God, she hoped he didn't think the support hose comment was her way of hitting on him, because that really was the last thing she'd been thinking.
"I joined while I was in college," he told her, relaxing another minute fraction of a smidgen. "I've been in eight years now, and I've been a SEAL for four of them."
She tried to do the math. "That would make you, what? Twenty-four?"
'Twenty-six," he corrected her.
So, okay, she wasn't all that much older than he was. At least not chronologically. And he'd crossed that do-not-touch, twenty-five-years-old-or-under-is-verboten barrier that automatically went up whenever a woman turned thirty.
"Well, I'm almost twenty-six," he admitted, as if God would strike him with a lightning bolt if he were caught lying. Who was this guy?
Joan laughed. At him and at herself. What did it really matter how old he was? This wasn't a date. And she wasn't looking for trouble.

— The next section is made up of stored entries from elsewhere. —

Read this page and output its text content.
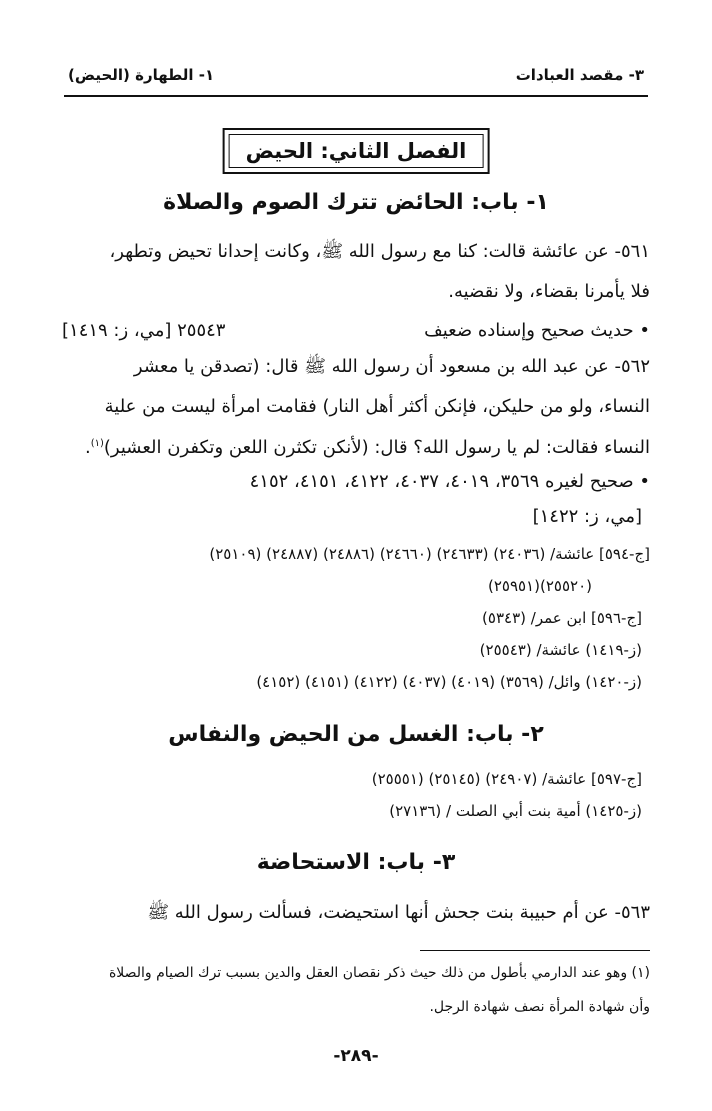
٣- مقصد العبادات
١- الطهارة (الحيض)
الفصل الثاني: الحيض
١- باب: الحائض تترك الصوم والصلاة
٥٦١- عن عائشة قالت: كنا مع رسول الله ﷺ، وكانت إحدانا تحيض وتطهر،
فلا يأمرنا بقضاء، ولا نقضيه.
• حديث صحيح وإسناده ضعيف
٢٥٥٤٣ [مي، ز: ١٤١٩]
٥٦٢- عن عبد الله بن مسعود أن رسول الله ﷺ قال: (تصدقن يا معشر
النساء، ولو من حليكن، فإنكن أكثر أهل النار) فقامت امرأة ليست من علية
النساء فقالت: لم يا رسول الله؟ قال: (لأنكن تكثرن اللعن وتكفرن العشير)$^{(١)}$.
• صحيح لغيره ٣٥٦٩، ٤٠١٩، ٤٠٣٧، ٤١٢٢، ٤١٥١، ٤١٥٢
[مي، ز: ١٤٢٢]
[ج-٥٩٤] عائشة/ (٢٤٠٣٦) (٢٤٦٣٣) (٢٤٦٦٠) (٢٤٨٨٦) (٢٤٨٨٧) (٢٥١٠٩)
(٢٥٥٢٠)(٢٥٩٥١)
[ج-٥٩٦] ابن عمر/ (٥٣٤٣)
(ز-١٤١٩) عائشة/ (٢٥٥٤٣)
(ز-١٤٢٠) وائل/ (٣٥٦٩) (٤٠١٩) (٤٠٣٧) (٤١٢٢) (٤١٥١) (٤١٥٢)
٢- باب: الغسل من الحيض والنفاس
[ج-٥٩٧] عائشة/ (٢٤٩٠٧) (٢٥١٤٥) (٢٥٥٥١)
(ز-١٤٢٥) أمية بنت أبي الصلت / (٢٧١٣٦)
٣- باب: الاستحاضة
٥٦٣- عن أم حبيبة بنت جحش أنها استحيضت، فسألت رسول الله ﷺ
(١) وهو عند الدارمي بأطول من ذلك حيث ذكر نقصان العقل والدين بسبب ترك الصيام والصلاة
وأن شهادة المرأة نصف شهادة الرجل.
-٢٨٩-
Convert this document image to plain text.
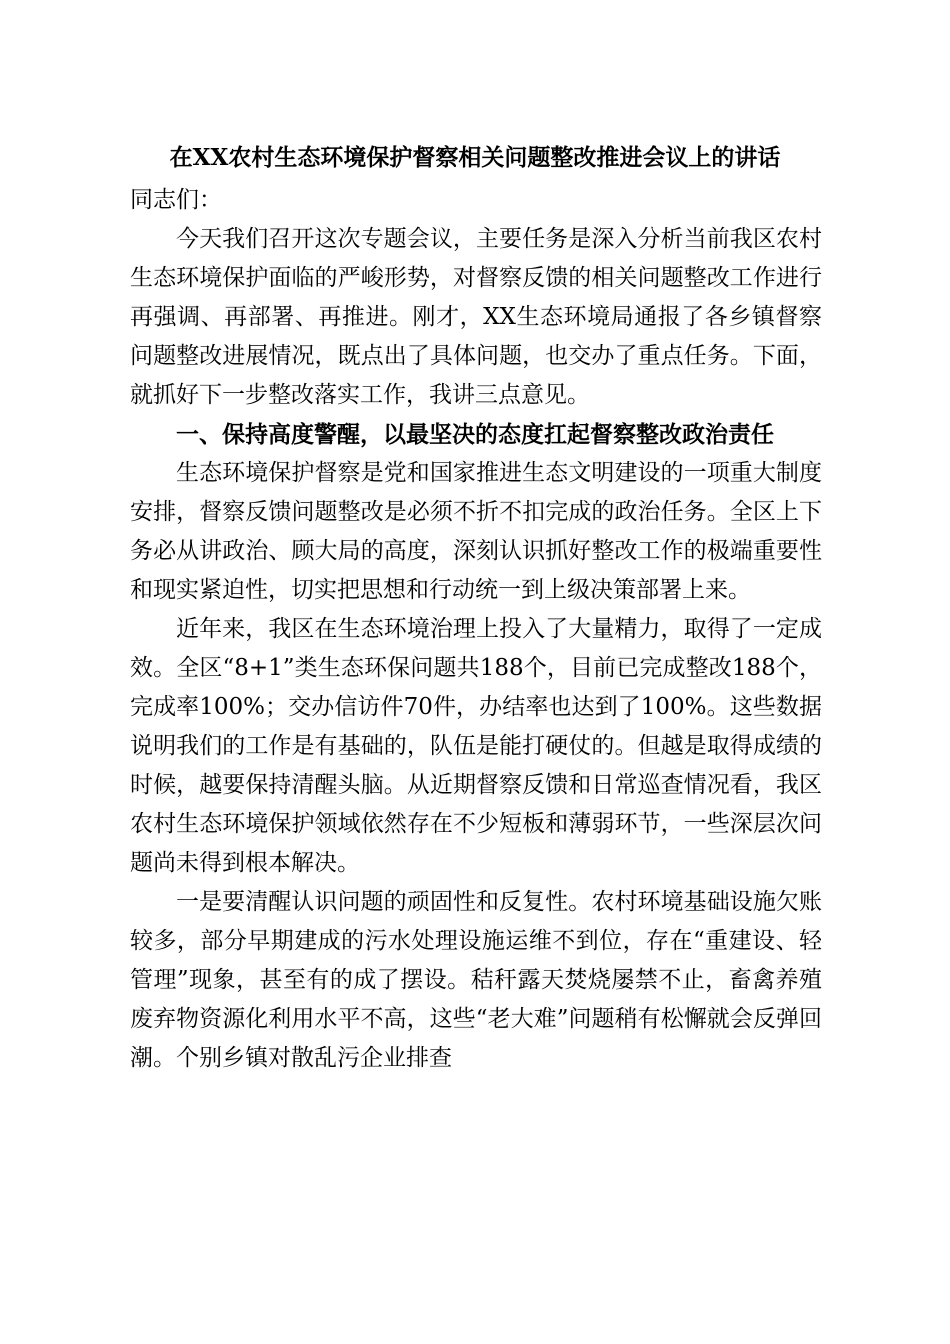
在XX农村生态环境保护督察相关问题整改推进会议上的讲话

同志们：

今天我们召开这次专题会议，主要任务是深入分析当前我区农村生态环境保护面临的严峻形势，对督察反馈的相关问题整改工作进行再强调、再部署、再推进。刚才，XX生态环境局通报了各乡镇督察问题整改进展情况，既点出了具体问题，也交办了重点任务。下面，就抓好下一步整改落实工作，我讲三点意见。

一、保持高度警醒，以最坚决的态度扛起督察整改政治责任

生态环境保护督察是党和国家推进生态文明建设的一项重大制度安排，督察反馈问题整改是必须不折不扣完成的政治任务。全区上下务必从讲政治、顾大局的高度，深刻认识抓好整改工作的极端重要性和现实紧迫性，切实把思想和行动统一到上级决策部署上来。

近年来，我区在生态环境治理上投入了大量精力，取得了一定成效。全区“8+1”类生态环保问题共188个，目前已完成整改188个，完成率100%；交办信访件70件，办结率也达到了100%。这些数据说明我们的工作是有基础的，队伍是能打硬仗的。但越是取得成绩的时候，越要保持清醒头脑。从近期督察反馈和日常巡查情况看，我区农村生态环境保护领域依然存在不少短板和薄弱环节，一些深层次问题尚未得到根本解决。

一是要清醒认识问题的顽固性和反复性。农村环境基础设施欠账较多，部分早期建成的污水处理设施运维不到位，存在“重建设、轻管理”现象，甚至有的成了摆设。秸秆露天焚烧屡禁不止，畜禽养殖废弃物资源化利用水平不高，这些“老大难”问题稍有松懈就会反弹回潮。个别乡镇对散乱污企业排查
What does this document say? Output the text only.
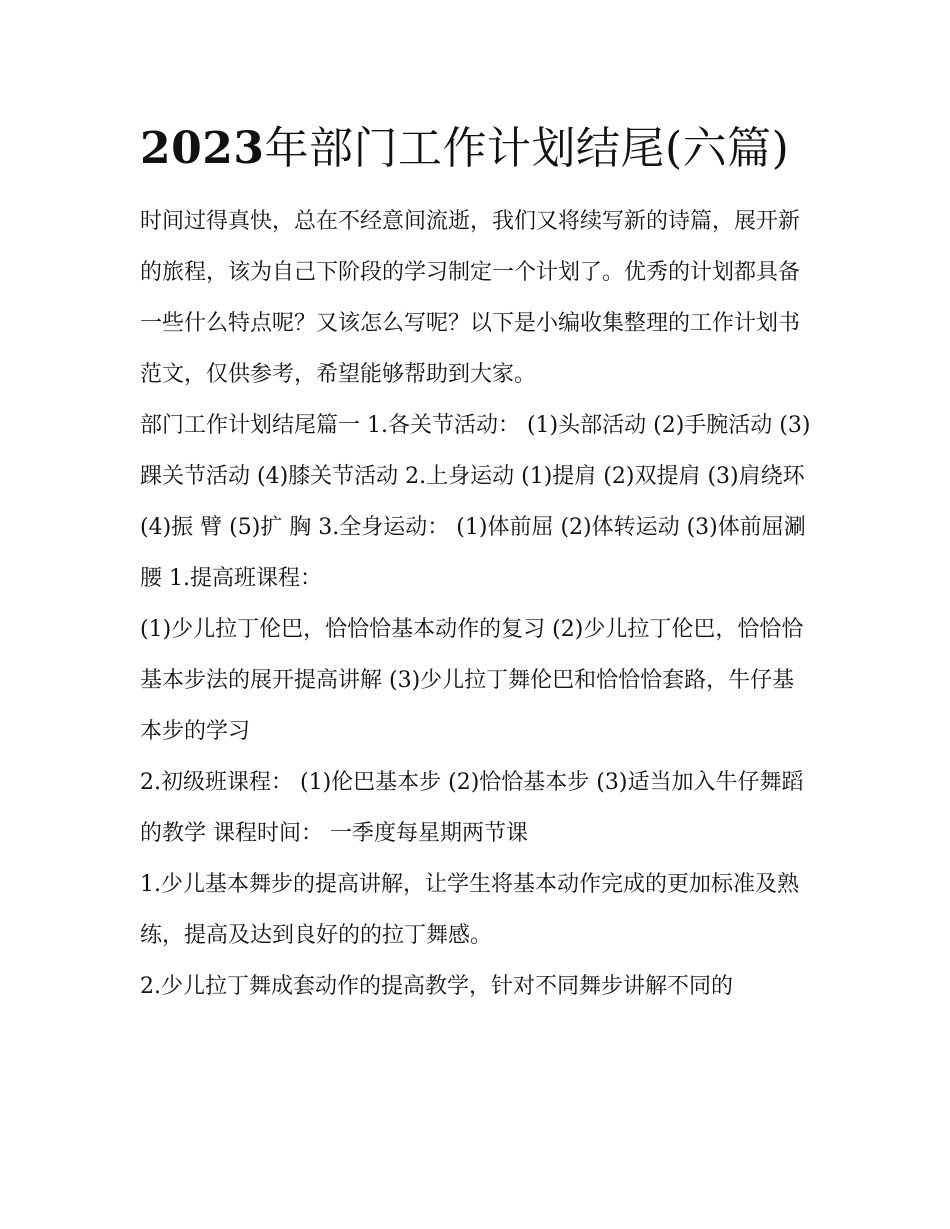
2023年部门工作计划结尾(六篇)

时间过得真快，总在不经意间流逝，我们又将续写新的诗篇，展开新的旅程，该为自己下阶段的学习制定一个计划了。优秀的计划都具备一些什么特点呢？又该怎么写呢？以下是小编收集整理的工作计划书范文，仅供参考，希望能够帮助到大家。

部门工作计划结尾篇一 1.各关节活动： (1)头部活动 (2)手腕活动 (3)踝关节活动 (4)膝关节活动 2.上身运动 (1)提肩 (2)双提肩 (3)肩绕环 (4)振 臂 (5)扩 胸 3.全身运动： (1)体前屈 (2)体转运动 (3)体前屈涮腰 1.提高班课程：

(1)少儿拉丁伦巴，恰恰恰基本动作的复习 (2)少儿拉丁伦巴，恰恰恰基本步法的展开提高讲解 (3)少儿拉丁舞伦巴和恰恰恰套路，牛仔基本步的学习

2.初级班课程： (1)伦巴基本步 (2)恰恰基本步 (3)适当加入牛仔舞蹈的教学 课程时间： 一季度每星期两节课

1.少儿基本舞步的提高讲解，让学生将基本动作完成的更加标准及熟练，提高及达到良好的的拉丁舞感。

2.少儿拉丁舞成套动作的提高教学，针对不同舞步讲解不同的
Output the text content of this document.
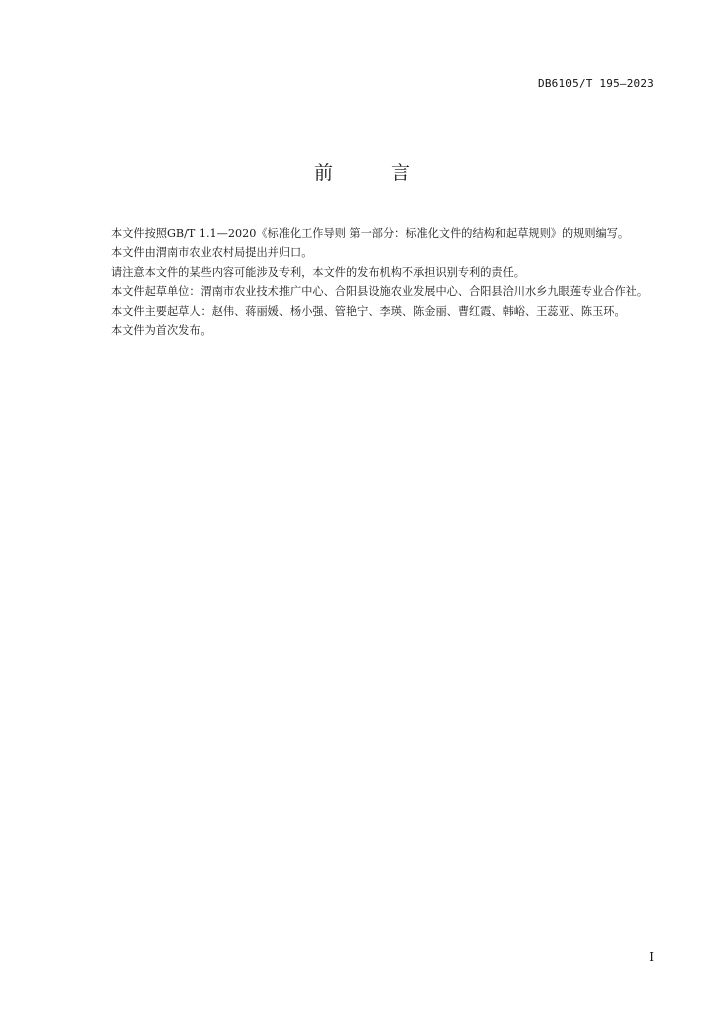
DB6105/T 195—2023
前 言

本文件按照GB/T 1.1—2020《标准化工作导则 第一部分：标准化文件的结构和起草规则》的规则编写。

本文件由渭南市农业农村局提出并归口。

请注意本文件的某些内容可能涉及专利，本文件的发布机构不承担识别专利的责任。

本文件起草单位：渭南市农业技术推广中心、合阳县设施农业发展中心、合阳县洽川水乡九眼莲专业合作社。

本文件主要起草人：赵伟、蒋丽媛、杨小强、管艳宁、李瑛、陈金丽、曹红霞、韩峪、王蕊亚、陈玉环。

本文件为首次发布。

I
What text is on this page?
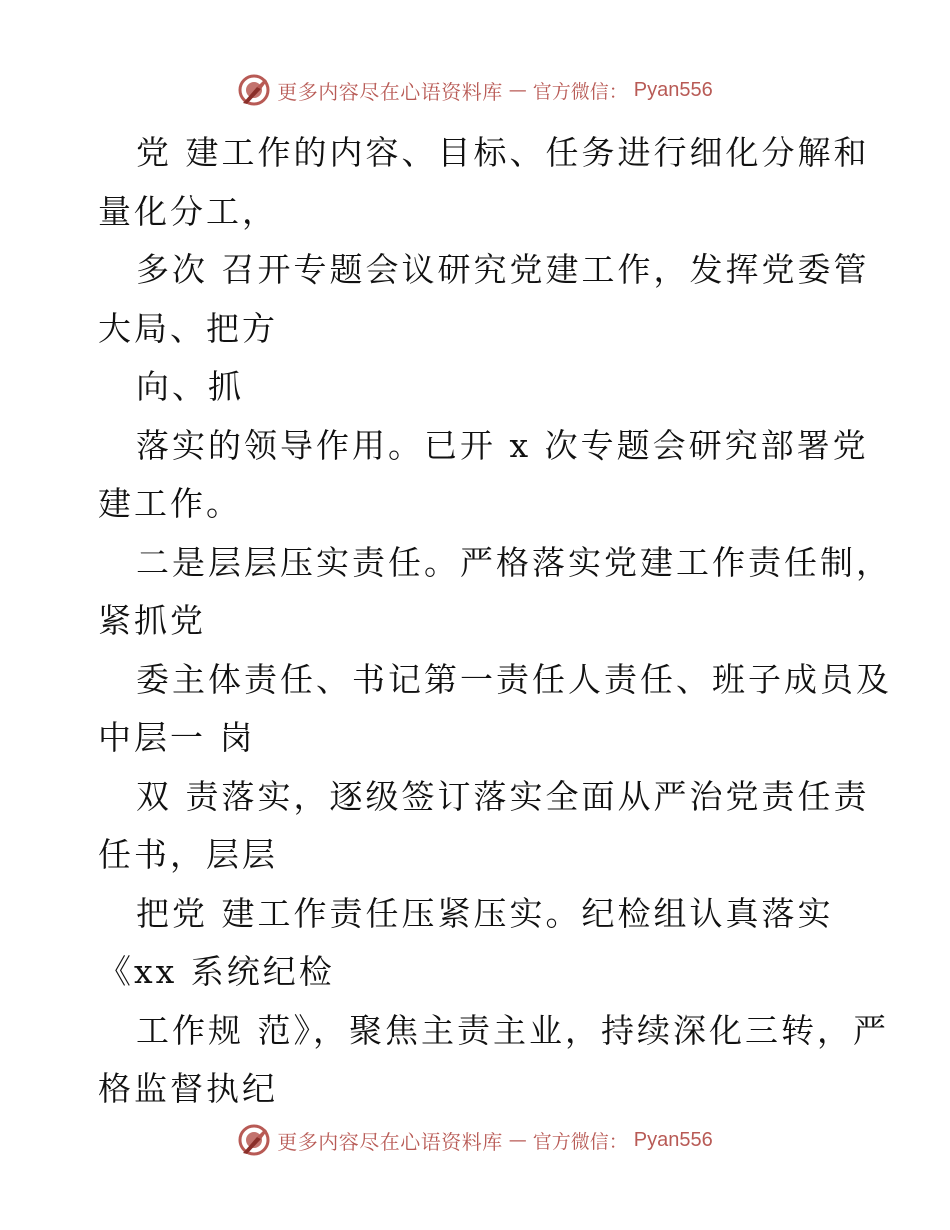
更多内容尽在心语资料库 — 官方微信： Pyan556
党 建工作的内容、目标、任务进行细化分解和
量化分工，
多次 召开专题会议研究党建工作，发挥党委管
大局、把方
向、抓
落实的领导作用。已开 x 次专题会研究部署党
建工作。
二是层层压实责任。严格落实党建工作责任制，
紧抓党
委主体责任、书记第一责任人责任、班子成员及
中层一 岗
双 责落实，逐级签订落实全面从严治党责任责
任书，层层
把党 建工作责任压紧压实。纪检组认真落实
《xx 系统纪检
工作规 范》，聚焦主责主业，持续深化三转，严
格监督执纪
更多内容尽在心语资料库 — 官方微信： Pyan556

"There was a time I always rounded up, too," she told him. "Amazing how age-ist people can be, huh? But it works on both ends of the spectrum, especially for women. Someone once told me that in my business, as a woman, you want to be perpetually thirty-five. Not too old and not too young. You know what I said when I heard that?"
"No. What?"
"I said, Screw that. I'm great now—I'm going to be off the charts when I turn forty. At fifty, honey, I may be older, but I certainly won't be too old, and as for you, at that point, you're not going to be able to afford to hire me. And when I finally turn seventy—look out."
He was smiling at her, and it was a big, fat, genuine smile that actually touched his eyes. Attaboy, Muldoon. Way to be a human being.
"Don't play the game by their rules," she told him, because, damn, he actually seemed to be listening to what she had to say. "So come on, Grasshopper. Give me the rest of the official tour, and then we can fight to the death about the parts of the base you've been told not to let me see, okay?"
She was leaving work early. What was that about?
One thing Husaam Abdul-Fataah had learned about Mary Lou Starrett was that she lived her life like clockwork.
Three days a week she dropped the kid at day care in the morning, then drove her rattletrap of a car over to the Coronado Naval Base, past the guards at the gate, and down the road to the McDonald's, where she parked in the shade alongside the Dumpster. She worked a four-hour shift, and she always arrived twenty to thirty minutes early and sat with a cup of coffee, her nose in whatever book she was currently reading.